Kurds have a way of thinking that puts Kurdish first over sect and even Islam, and they tend to mind their own business in relations to neighbors.
...they hate the Kurds because they refused to get Turkicised.
Exactly, and the Saudi Sunnis envision a Sunni World Caliphate and resent and attack all Kurds because they won't be Sunni Islamicists before being Kurdish, and they really resent that all the Kurds will stand up to them.
Secular Strongmen leaders (Tyrants) of middle East and North African states are in the same boat, and if they have treated the Kurds decently the Kurds will ignore how they treat Sunnis in general, at least at this time.
Thus Kurdish support of Assad despite US opinion of him and waning US influence over Kurds.
They would certainly suffer a NATO expulsion rather than give up their support for Islamists.
I believe you are correct, and I should have clarified by posting:"If they can bring popular international pressure to coerce abandonment of the "Rebels"
Yes, cutting ISIS/Turkish supply and eventually all access to Syria will be a major turning point.

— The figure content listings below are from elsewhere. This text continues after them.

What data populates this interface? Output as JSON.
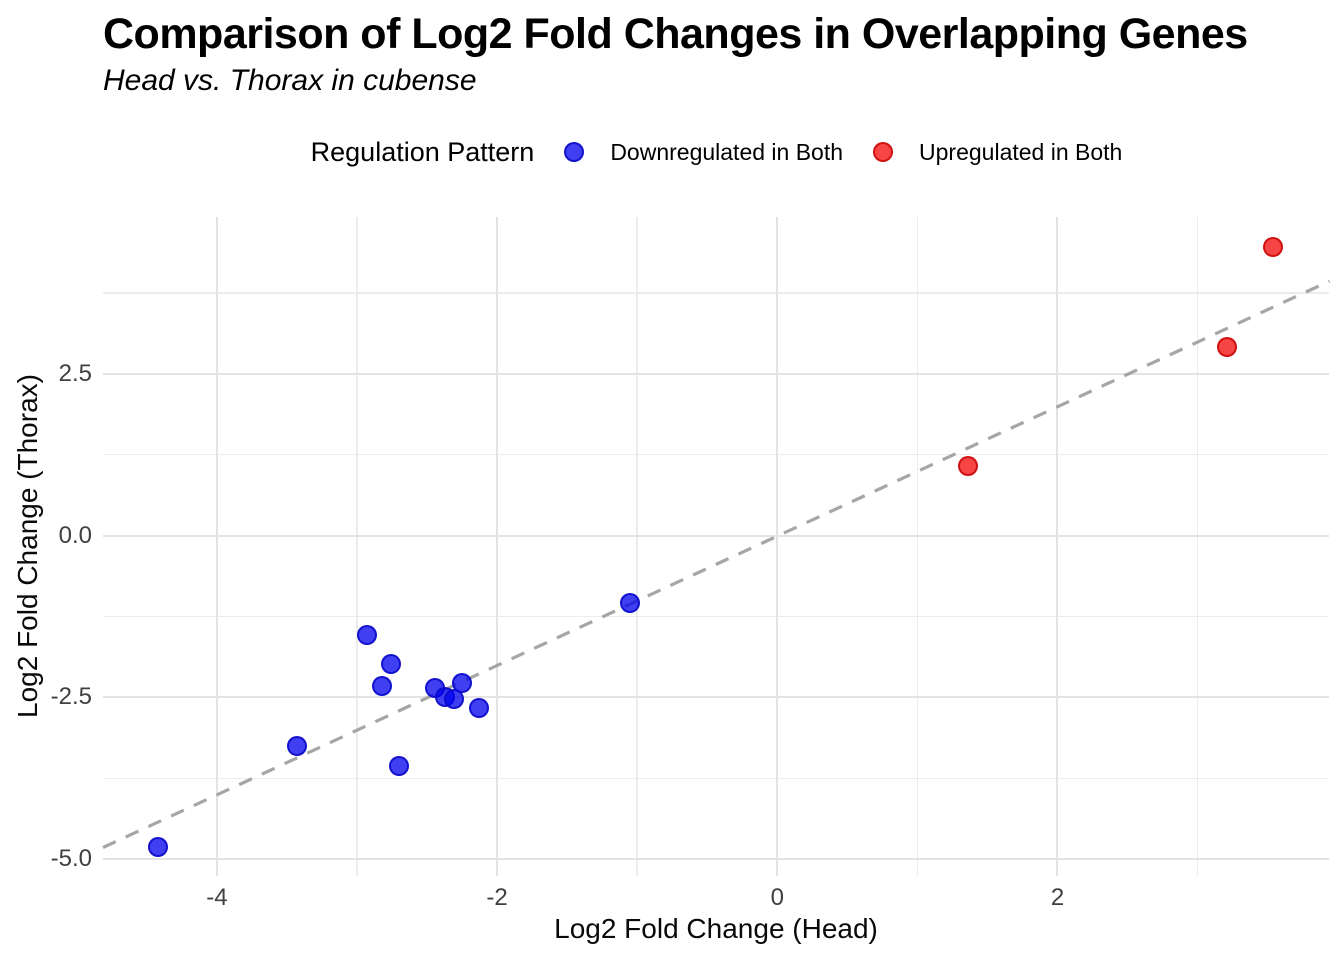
{
  "header": {
    "title": "Comparison of Log2 Fold Changes in Overlapping Genes",
    "subtitle": "Head vs. Thorax in cubense"
  },
  "legend": {
    "title": "Regulation Pattern",
    "position": "top",
    "items": [
      {
        "label": "Downregulated in Both",
        "fill": "rgba(0,0,238,0.75)",
        "stroke": "rgba(10,10,200,0.85)"
      },
      {
        "label": "Upregulated in Both",
        "fill": "rgba(242,22,22,0.8)",
        "stroke": "rgba(205,12,12,0.9)"
      }
    ]
  },
  "chart_data": {
    "type": "scatter",
    "title": "Comparison of Log2 Fold Changes in Overlapping Genes",
    "subtitle": "Head vs. Thorax in cubense",
    "xlabel": "Log2 Fold Change (Head)",
    "ylabel": "Log2 Fold Change (Thorax)",
    "xlim": [
      -4.815,
      3.94
    ],
    "ylim": [
      -5.26,
      4.93
    ],
    "grid": true,
    "x_major_ticks": [
      -4,
      -2,
      0,
      2
    ],
    "x_tick_labels": [
      "-4",
      "-2",
      "0",
      "2"
    ],
    "x_minor_ticks": [
      -3,
      -1,
      1,
      3
    ],
    "y_major_ticks": [
      2.5,
      0.0,
      -2.5,
      -5.0
    ],
    "y_tick_labels": [
      "2.5",
      "0.0",
      "-2.5",
      "-5.0"
    ],
    "y_minor_ticks": [
      3.75,
      1.25,
      -1.25,
      -3.75
    ],
    "reference_line": {
      "type": "identity y=x",
      "style": "dashed",
      "color": "#a6a6a6"
    },
    "series": [
      {
        "name": "Downregulated in Both",
        "fill": "rgba(0,0,238,0.75)",
        "stroke": "rgba(10,10,200,0.85)",
        "points": [
          [
            -4.42,
            -4.81
          ],
          [
            -3.43,
            -3.25
          ],
          [
            -2.93,
            -1.53
          ],
          [
            -2.82,
            -2.33
          ],
          [
            -2.76,
            -1.99
          ],
          [
            -2.7,
            -3.56
          ],
          [
            -2.44,
            -2.35
          ],
          [
            -2.37,
            -2.5
          ],
          [
            -2.31,
            -2.53
          ],
          [
            -2.25,
            -2.27
          ],
          [
            -2.13,
            -2.66
          ],
          [
            -1.05,
            -1.04
          ]
        ]
      },
      {
        "name": "Upregulated in Both",
        "fill": "rgba(242,22,22,0.8)",
        "stroke": "rgba(205,12,12,0.9)",
        "points": [
          [
            1.36,
            1.07
          ],
          [
            3.21,
            2.92
          ],
          [
            3.54,
            4.46
          ]
        ]
      }
    ]
  }
}
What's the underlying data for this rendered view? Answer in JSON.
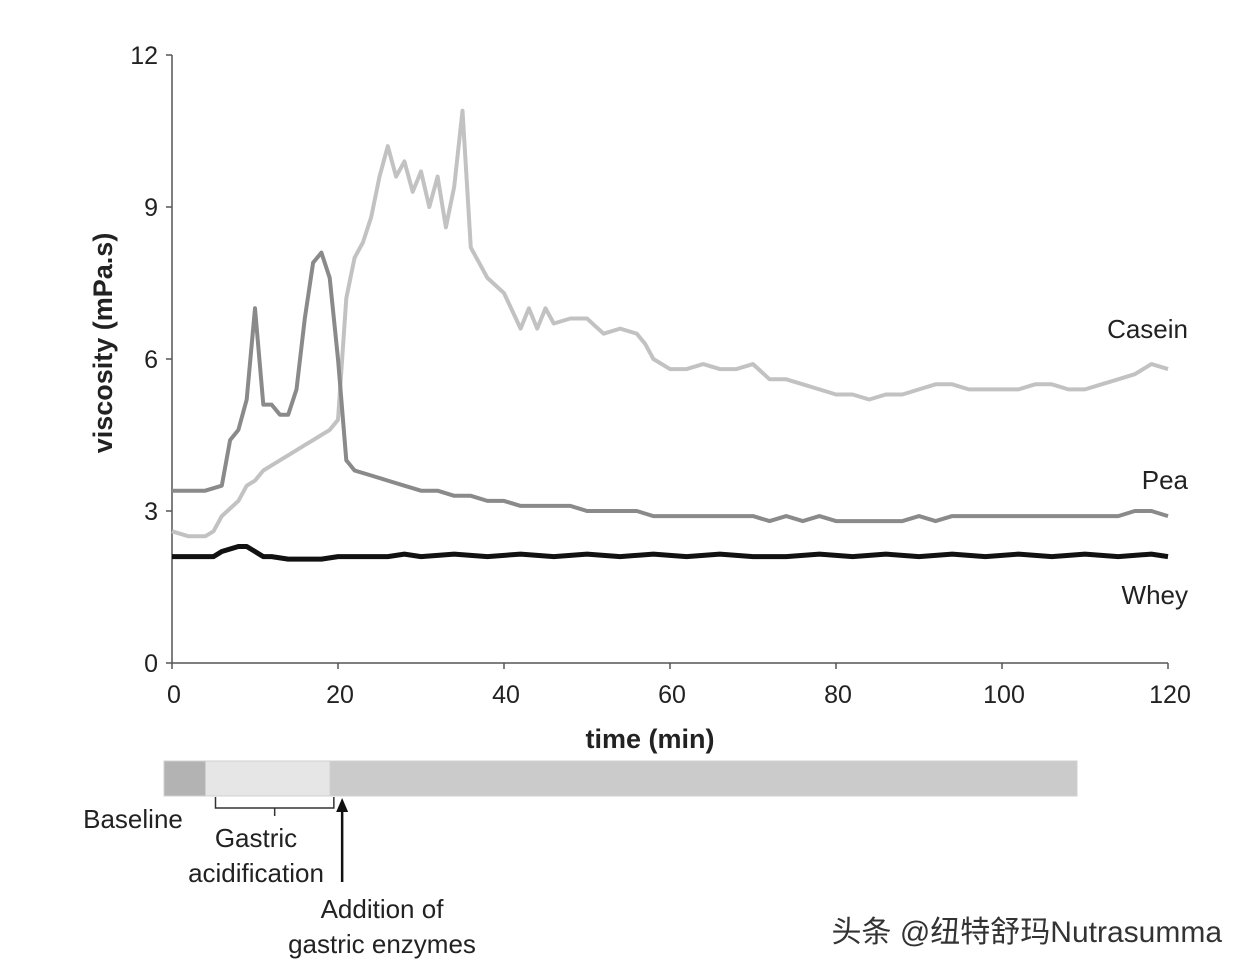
{
  "chart_data": {
    "type": "line",
    "title": "",
    "xlabel": "time (min)",
    "ylabel": "viscosity (mPa.s)",
    "xlim": [
      0,
      120
    ],
    "ylim": [
      0,
      12
    ],
    "xticks": [
      0,
      20,
      40,
      60,
      80,
      100,
      120
    ],
    "yticks": [
      0,
      3,
      6,
      9,
      12
    ],
    "grid": false,
    "legend": "inline labels at right end of each line",
    "series": [
      {
        "name": "Casein",
        "color": "#c2c2c2",
        "x": [
          0,
          2,
          4,
          5,
          6,
          8,
          9,
          10,
          11,
          12,
          13,
          14,
          15,
          16,
          17,
          18,
          19,
          20,
          21,
          22,
          23,
          24,
          25,
          26,
          27,
          28,
          29,
          30,
          31,
          32,
          33,
          34,
          35,
          36,
          37,
          38,
          40,
          42,
          43,
          44,
          45,
          46,
          48,
          50,
          52,
          54,
          56,
          57,
          58,
          60,
          62,
          64,
          66,
          68,
          70,
          72,
          74,
          76,
          78,
          80,
          82,
          84,
          86,
          88,
          90,
          92,
          94,
          96,
          98,
          100,
          102,
          104,
          106,
          108,
          110,
          112,
          114,
          116,
          118,
          120
        ],
        "y": [
          2.6,
          2.5,
          2.5,
          2.6,
          2.9,
          3.2,
          3.5,
          3.6,
          3.8,
          3.9,
          4.0,
          4.1,
          4.2,
          4.3,
          4.4,
          4.5,
          4.6,
          4.8,
          7.2,
          8.0,
          8.3,
          8.8,
          9.6,
          10.2,
          9.6,
          9.9,
          9.3,
          9.7,
          9.0,
          9.6,
          8.6,
          9.4,
          10.9,
          8.2,
          7.9,
          7.6,
          7.3,
          6.6,
          7.0,
          6.6,
          7.0,
          6.7,
          6.8,
          6.8,
          6.5,
          6.6,
          6.5,
          6.3,
          6.0,
          5.8,
          5.8,
          5.9,
          5.8,
          5.8,
          5.9,
          5.6,
          5.6,
          5.5,
          5.4,
          5.3,
          5.3,
          5.2,
          5.3,
          5.3,
          5.4,
          5.5,
          5.5,
          5.4,
          5.4,
          5.4,
          5.4,
          5.5,
          5.5,
          5.4,
          5.4,
          5.5,
          5.6,
          5.7,
          5.9,
          5.8
        ]
      },
      {
        "name": "Pea",
        "color": "#8a8a8a",
        "x": [
          0,
          2,
          4,
          6,
          7,
          8,
          9,
          10,
          11,
          12,
          13,
          14,
          15,
          16,
          17,
          18,
          19,
          20,
          21,
          22,
          24,
          26,
          28,
          30,
          32,
          34,
          36,
          38,
          40,
          42,
          44,
          46,
          48,
          50,
          52,
          54,
          56,
          58,
          60,
          62,
          64,
          66,
          68,
          70,
          72,
          74,
          76,
          78,
          80,
          82,
          84,
          86,
          88,
          90,
          92,
          94,
          96,
          98,
          100,
          102,
          104,
          106,
          108,
          110,
          112,
          114,
          116,
          118,
          120
        ],
        "y": [
          3.4,
          3.4,
          3.4,
          3.5,
          4.4,
          4.6,
          5.2,
          7.0,
          5.1,
          5.1,
          4.9,
          4.9,
          5.4,
          6.8,
          7.9,
          8.1,
          7.6,
          6.0,
          4.0,
          3.8,
          3.7,
          3.6,
          3.5,
          3.4,
          3.4,
          3.3,
          3.3,
          3.2,
          3.2,
          3.1,
          3.1,
          3.1,
          3.1,
          3.0,
          3.0,
          3.0,
          3.0,
          2.9,
          2.9,
          2.9,
          2.9,
          2.9,
          2.9,
          2.9,
          2.8,
          2.9,
          2.8,
          2.9,
          2.8,
          2.8,
          2.8,
          2.8,
          2.8,
          2.9,
          2.8,
          2.9,
          2.9,
          2.9,
          2.9,
          2.9,
          2.9,
          2.9,
          2.9,
          2.9,
          2.9,
          2.9,
          3.0,
          3.0,
          2.9
        ]
      },
      {
        "name": "Whey",
        "color": "#111111",
        "x": [
          0,
          2,
          4,
          5,
          6,
          7,
          8,
          9,
          10,
          11,
          12,
          14,
          16,
          18,
          20,
          22,
          24,
          26,
          28,
          30,
          34,
          38,
          42,
          46,
          50,
          54,
          58,
          62,
          66,
          70,
          74,
          78,
          82,
          86,
          90,
          94,
          98,
          102,
          106,
          110,
          114,
          118,
          120
        ],
        "y": [
          2.1,
          2.1,
          2.1,
          2.1,
          2.2,
          2.25,
          2.3,
          2.3,
          2.2,
          2.1,
          2.1,
          2.05,
          2.05,
          2.05,
          2.1,
          2.1,
          2.1,
          2.1,
          2.15,
          2.1,
          2.15,
          2.1,
          2.15,
          2.1,
          2.15,
          2.1,
          2.15,
          2.1,
          2.15,
          2.1,
          2.1,
          2.15,
          2.1,
          2.15,
          2.1,
          2.15,
          2.1,
          2.15,
          2.1,
          2.15,
          2.1,
          2.15,
          2.1
        ]
      }
    ],
    "timeline": {
      "segments": [
        {
          "from": 0,
          "to": 5,
          "color": "#b3b3b3"
        },
        {
          "from": 5,
          "to": 20,
          "color": "#e6e6e6"
        },
        {
          "from": 20,
          "to": 110,
          "color": "#cbcbcb"
        }
      ],
      "labels": {
        "baseline": "Baseline",
        "gastric_1": "Gastric",
        "gastric_2": "acidification",
        "addition_1": "Addition of",
        "addition_2": "gastric enzymes"
      }
    }
  },
  "watermark": "头条 @纽特舒玛Nutrasumma"
}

The association with Persians is because two of the greatest Irani empires (the Achaemenid (Cyrus, Darius, Xerxes etc) and the Sassanid (Khosrau etc)) arose in Pars and spoke Farsi.
The Kurds themselves seem to be the descendants of the Medes (the group of Irani peoples that, allied with the BAbylonians, overthrew the Assyrian Empire circa 700 B.C.) and possibly the Cardussi -- an Irani tribe that were recorded as living on the south-western shore of the Caspian sea.
Good points about why the Sauds hate them
Your detailed stats are much more accurate than my general description.
General descriptions are a little risky with these very tribal, close knit and independent peoples, and the criteria they choose to define themselves.
Several groups also have the anonymity of practicing a mind-your-own-business way of life.